Tuesday, February 24, 2009


At 62, I am a mother of three and a grandmother of six. I am a member of the silent majority who has been silent far too long. It is my turn to be heard.

As a college student, medical student and young mother and physician, I was too busy to find my voice, let alone speak it. Besides, in my training as a pathologist and later as a psychiatrist, I was schooled to censor all verbiage, lest it offend or rain down legal wrath upon my head.

In social circles, I often heard others pontificating drivel, I remained quiet. I felt any comment I made would fall on deaf ears or summon an attack, and I wasn't willing to waste my energy.
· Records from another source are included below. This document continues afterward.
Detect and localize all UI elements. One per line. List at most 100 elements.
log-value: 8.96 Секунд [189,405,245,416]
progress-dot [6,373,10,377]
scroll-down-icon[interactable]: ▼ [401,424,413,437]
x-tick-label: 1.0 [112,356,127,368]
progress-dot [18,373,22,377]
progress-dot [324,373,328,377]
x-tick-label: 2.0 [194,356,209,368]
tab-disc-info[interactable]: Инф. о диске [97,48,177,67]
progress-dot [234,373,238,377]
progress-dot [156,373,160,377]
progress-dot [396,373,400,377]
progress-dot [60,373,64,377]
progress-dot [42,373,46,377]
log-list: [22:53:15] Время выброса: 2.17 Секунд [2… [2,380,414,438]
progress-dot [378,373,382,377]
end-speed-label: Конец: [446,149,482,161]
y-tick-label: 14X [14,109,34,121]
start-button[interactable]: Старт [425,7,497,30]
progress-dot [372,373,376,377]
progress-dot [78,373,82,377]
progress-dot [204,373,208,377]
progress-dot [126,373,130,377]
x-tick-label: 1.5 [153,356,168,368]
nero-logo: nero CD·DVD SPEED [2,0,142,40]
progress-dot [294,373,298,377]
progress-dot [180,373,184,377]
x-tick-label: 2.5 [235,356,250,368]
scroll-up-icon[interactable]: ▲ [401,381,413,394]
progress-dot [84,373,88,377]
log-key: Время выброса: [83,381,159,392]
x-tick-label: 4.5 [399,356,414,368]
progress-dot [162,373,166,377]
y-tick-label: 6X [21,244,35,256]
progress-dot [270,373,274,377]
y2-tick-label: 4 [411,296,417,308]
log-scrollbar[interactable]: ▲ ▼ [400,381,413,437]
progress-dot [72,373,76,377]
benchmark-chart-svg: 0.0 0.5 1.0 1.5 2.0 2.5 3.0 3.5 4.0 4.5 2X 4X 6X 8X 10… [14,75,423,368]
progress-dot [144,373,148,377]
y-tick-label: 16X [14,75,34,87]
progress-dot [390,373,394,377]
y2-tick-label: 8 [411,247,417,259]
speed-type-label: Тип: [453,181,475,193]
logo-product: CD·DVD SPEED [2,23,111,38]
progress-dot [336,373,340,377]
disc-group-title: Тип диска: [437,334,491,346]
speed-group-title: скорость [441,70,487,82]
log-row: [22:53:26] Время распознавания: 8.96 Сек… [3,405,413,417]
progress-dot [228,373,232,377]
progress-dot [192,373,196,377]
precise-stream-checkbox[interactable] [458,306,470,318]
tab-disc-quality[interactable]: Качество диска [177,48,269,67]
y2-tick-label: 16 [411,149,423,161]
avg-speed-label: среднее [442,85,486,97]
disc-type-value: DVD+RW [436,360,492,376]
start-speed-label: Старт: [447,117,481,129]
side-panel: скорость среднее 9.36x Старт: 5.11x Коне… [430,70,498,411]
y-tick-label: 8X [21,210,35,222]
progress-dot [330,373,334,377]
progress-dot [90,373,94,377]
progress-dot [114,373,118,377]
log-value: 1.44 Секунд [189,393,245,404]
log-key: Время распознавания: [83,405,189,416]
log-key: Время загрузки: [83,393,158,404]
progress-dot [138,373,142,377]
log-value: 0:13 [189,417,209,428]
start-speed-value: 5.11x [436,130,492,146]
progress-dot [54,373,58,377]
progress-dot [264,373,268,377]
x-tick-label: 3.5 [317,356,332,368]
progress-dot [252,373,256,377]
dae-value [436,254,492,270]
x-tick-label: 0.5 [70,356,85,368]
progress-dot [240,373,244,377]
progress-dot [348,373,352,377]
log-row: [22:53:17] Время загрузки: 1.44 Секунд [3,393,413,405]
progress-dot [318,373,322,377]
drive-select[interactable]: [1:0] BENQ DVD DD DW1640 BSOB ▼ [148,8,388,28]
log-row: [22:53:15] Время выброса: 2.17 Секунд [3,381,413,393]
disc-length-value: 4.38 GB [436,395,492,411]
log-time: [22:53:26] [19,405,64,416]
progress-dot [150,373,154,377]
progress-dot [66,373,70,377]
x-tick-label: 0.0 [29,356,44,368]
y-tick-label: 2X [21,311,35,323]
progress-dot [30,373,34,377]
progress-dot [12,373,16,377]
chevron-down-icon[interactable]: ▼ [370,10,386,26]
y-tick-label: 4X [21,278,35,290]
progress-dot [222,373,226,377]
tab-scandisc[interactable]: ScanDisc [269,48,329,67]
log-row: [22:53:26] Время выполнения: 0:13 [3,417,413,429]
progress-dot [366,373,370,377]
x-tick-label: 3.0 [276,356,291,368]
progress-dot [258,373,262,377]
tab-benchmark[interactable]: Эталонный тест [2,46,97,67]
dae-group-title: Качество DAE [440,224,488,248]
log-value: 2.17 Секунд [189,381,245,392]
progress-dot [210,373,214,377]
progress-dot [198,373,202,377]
In 1997, with children grown and grandchildren on the horizon, I lived off the grid and, with hammer in hand, I built my own home. On a very cold January day, I was sitting in bed quilting, attempting to stay warm. Suddenly, a short essay came to mind, and words began to gush through me and onto paper. It was as if the cosmic computer button had pressed print.

My motto became, "Let it rip," and I did. Over the following years, I wrote three books on holistic healing, art and women's history.

Making the usual rounds of query letters to agents and publishers, I accumulated a stack of rejection letters. It seems I needed to be well known, or known by the right people, to be published.

Mustering my courage and resolve, I decided if artists could buy their own canvas, I could buy my own paper. In 2006, with the help of two professional stay-at-home mothers, I self-published.

In 2008, I released another adult nonfiction and six children's books. My readers have been few, and the literary world has yet to fall at my feet.

Disheartened, I have pondered the question, "Why write?" Finally, the proverbial light bulb went off, and I realized it is not so important that I am read. What is important is that I write.

For years, I have admired such artists as Georgia O'Keeffe and Grandma Moses. In their tenacity and perseverance, they held true to their inner visions, and I must do the same. There is freedom in anonymity. When no one is looking, I can really let it rip.

Monday, February 9, 2009


We Americans are a society of gluttonous consumers.

We consume far more than our share of the world's resources, as we live in large homes, which drastically exceed our needs. We then proceed to consume diminishing energy supplies to heat and cool our warehouses of lavish furnishings and electronic gadgets.

We drive automobiles that guzzle gas at one end and belch pollution from the other, while much of the world's population walks or rides bicycles. Of course, the latter are far healthier forms of transportation for the human body and the world's environment.

In our gluttonous consumption of food, others starve, and our girths expand, our arteries harden and our blood sugars skyrocket.

We Americans consume a lion's share of the world's goods and spew forth a similar share of the world's pollution.

In contrast, countries like Chad experience the effects of diminished rainfall, a direct result of global warming. Since 1973, Lake Chad, previously one of the world's great "inland seas," has shrunk by 90 percent. Without water for fish and agriculture, people starve. In empty river beds, women and children dig for muddy water to drink and with which to wash. With diminished crops of maize and sorghum, they barely subsist.

With nominal donations, organizations, like Heifer International, help the people of Chad and similar countries help themselves. With gifts of tools, education or a lamb, goat or heifer, people can grow crops and raise animals with which to nourish their bodies and earn money to send their children to school.

We, the members of a gluttonous society, don't need another bauble with which to adorn our bodies, homes or vehicles. We can choose to use our financial resources for the good of all humanity. One person at a time, we can trim the fat in our lives and help others live.